Gaining new insights

Sony saw direct benefits too. Not only was sustainability pushed up the company's own agenda because of the project, but the company also discovered a new and exciting way to engage with its consumers.

This was the first time the company had shared intellectual property so openly with the public. It gained some genuine insights about the concerns of its customers and the role they thought technology companies should play in combating sustainability challenges.

Indeed, Sony believes the understanding it got through using an open forum was far deeper than it would ever have achieved through traditional market research and customer surveys.

In choosing Sony as this year's category winner, our own judging panel spent some time discussing what "communicating sustainability" really meant.

Did it just mean providing information to help consumers? Was it about telling people about the company's efforts and accomplishments? Or was it about enabling an actual and measurable change in behaviour?

The judges agreed it was probably a mixture of all three, but stressed that the last was very important.

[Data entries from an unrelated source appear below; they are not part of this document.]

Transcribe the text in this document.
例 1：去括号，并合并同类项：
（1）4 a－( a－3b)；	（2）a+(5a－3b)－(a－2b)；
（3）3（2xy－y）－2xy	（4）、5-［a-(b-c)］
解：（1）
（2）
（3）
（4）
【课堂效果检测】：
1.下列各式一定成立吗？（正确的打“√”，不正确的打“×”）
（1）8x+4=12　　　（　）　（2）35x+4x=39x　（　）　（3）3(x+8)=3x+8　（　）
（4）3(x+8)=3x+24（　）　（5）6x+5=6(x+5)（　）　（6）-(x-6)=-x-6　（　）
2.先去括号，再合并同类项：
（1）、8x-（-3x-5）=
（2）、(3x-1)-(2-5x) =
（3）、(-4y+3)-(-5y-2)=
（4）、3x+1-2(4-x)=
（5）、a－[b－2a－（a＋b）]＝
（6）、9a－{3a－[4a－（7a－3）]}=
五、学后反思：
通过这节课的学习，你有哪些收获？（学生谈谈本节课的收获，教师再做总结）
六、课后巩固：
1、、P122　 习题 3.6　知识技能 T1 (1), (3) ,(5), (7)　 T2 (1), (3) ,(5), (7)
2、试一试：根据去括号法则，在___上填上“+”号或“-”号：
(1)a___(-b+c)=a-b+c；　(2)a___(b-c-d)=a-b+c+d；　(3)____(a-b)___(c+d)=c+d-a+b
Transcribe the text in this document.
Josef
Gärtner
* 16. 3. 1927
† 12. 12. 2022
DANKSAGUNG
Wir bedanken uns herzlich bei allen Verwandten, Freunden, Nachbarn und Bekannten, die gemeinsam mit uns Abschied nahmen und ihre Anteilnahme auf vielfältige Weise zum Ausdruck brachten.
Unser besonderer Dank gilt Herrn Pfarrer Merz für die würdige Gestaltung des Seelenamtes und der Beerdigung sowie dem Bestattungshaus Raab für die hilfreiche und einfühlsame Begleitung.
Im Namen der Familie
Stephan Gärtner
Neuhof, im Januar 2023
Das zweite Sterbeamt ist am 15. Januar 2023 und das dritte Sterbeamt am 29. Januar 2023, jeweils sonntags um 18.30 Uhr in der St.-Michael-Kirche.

Although still in the early stages, the panel felt Sony's project had big potential to inspire large-scale change using communications in an innovative way.

That gave Sony the edge. Its initiative was seen as "a bigger play" than some of the rival schemes and the judges applauded the "bold, creative, vivid and exciting" language Sony used to describe its project.

Our judges were also clearly impressed that Sony had launched such a bold scheme, at a difficult time for the company in some of its key markets.